Anyway, Kepler says the PS5 Pro is RDNA 3.5 with RDNA4 RT/WMMA/Data Prefetcher.
I've gathered up most of the info (both old and new) known so far based on this in one post without using any info from the PS5 Pro leaked document. Here, we can get I good idea what the PS5 Pro is shaping up to be, which seems to be a much better upgrade vs. the PS4 Pro.
RDNA3.5
AMD RDNA 3.5’s LLVM Changes
Scalar Floating Point Instructions
AMD’s GPUs have used a scalar unit to offload operations from the vector ALUs since the original GCN architecture launched in 2011. Scalar operations are typically used for addressing, control flow, and loading constants. AMD therefore only had an integer ALU in their scalar unit. RDNA 3.5 changes this by adding floating point operations to the scalar unit.
RDNA4 RT
Leaker reveals new AMD RDNA4 Ray Tracing features, expected in upcoming PlayStation 5 Pro
RDNA4 WMMA
Examining AMD’s RDNA 4 Changes in LLVM
Better Tensors
AI hype is real these days.
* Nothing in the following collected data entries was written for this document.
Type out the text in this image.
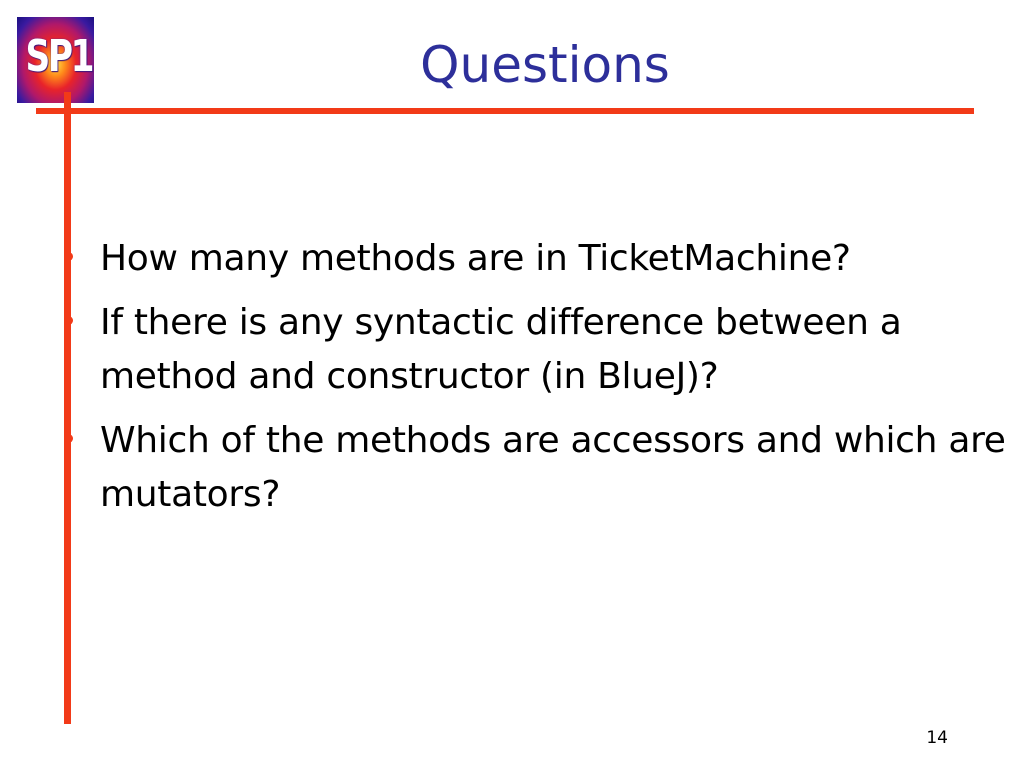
SP1	Questions
How many methods are in TicketMachine?
If there is any syntactic difference between a method and constructor (in BlueJ)?
Which of the methods are accessors and which are mutators?
14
Machine learning involves a lot of matrix multiplies, and people have found that inference can be done with lower precision data types while maintaining acceptable accuracy. GPUs have jumped on the hype train with specialized matrix multiplication instructions. RDNA 3’s WMMA (Wave Matrix Multiply Accumulate) use a matrix stored in registers across a wave, much like Nvidia’s equivalent instructions.
RDNA 4 carries these instructions forward with improvements to efficiency, and adds instructions to support 8-bit floating point formats.
Sparsity
RDNA 4 introduces new SWMMAC (Sparse Wave Matrix Multiply Accumulate) instructions to take advantage of sparsity.
RDNA4 Data Prefetcher
Examining AMD’s RDNA 4 Changes in LLVM
Software Prefetch
GPU programs typically enjoy high instruction cache hitrate because they tend to have a smaller code footprint than CPU programs. However, GPU programs suffer more from instruction cache warmup time because they tend to execute for very short durations. RDNA 3 mitigates this by optionally prefetching up to 64x 128-byte cachelines starting from a kernel’s entry point. RDNA 4 increases the possible initial prefetch distance to 256 x 128 bytes. Thus code size covered by the initial prefetch goes from 8 KB to 32 KB.
As far as I know, prefetching only applies to the instruction side. There’s no data-side prefetcher, so RDNA 3 SIMDs rely purely on thread and instruction level parallelism to hide memory latency.
RDNA 4 adds new instructions that let software more flexibly direct prefetches, rather than just going in a straight line. For example, s_prefetch_inst could point instruction prefetch to the target of a probably taken branch. If my interpretation is correct, RDNA 4 could be better at handling large shader programs, with instruction prefetch used to reduce the impact of instruction cache misses.
On the data side, RDNA 4 appears to introduce software prefetch instructions as well.
RDNA3.5 die shot. (Strix Point)
GPU setup:
1 Shader Engine
2 Shader Arrays
4 WGP per Shader Array
8 WGP / 16 CUs total
4 RB+ / 32 ROPs
NPU for reference.
RDNA3 CU details for reference.
Microbenchmarking AMD’s RDNA 3 Graphics Architecture
To scale compute throughput beyond just adding more WGPs, AMD implemented dual issue capability for a subset of common instructions.
WGP Compute Characteristics
Compared to RDNA 2, RDNA 3 obviously has a large advantage in compute throughput. After all, it has a higher WGP count. But potential increases in compute throughput go beyond that, because RDNA 3’s SIMDs gain a limited dual issue capability. Certain common operations can be packaged into a single VOPD (vector operation, dual) instruction in wave32 mode. In wave64 mode, the SIMD will naturally try to start executing a 64-wide wavefront over a single cycle, provided the instruction can be dual issued.
Looking at the RDNA3 ISA documentation, there is only one VOPD instruction that can dual issue packed FP16 instructions along with another that can work with packed BF16 numbers.
These are the 2 VOPD instructions that can use packed math.
This means that the headline 123TF FP16 number will only be seen in very limited scenarios, mainly in AI and ML workloads, although gaming has started to use FP16 more often.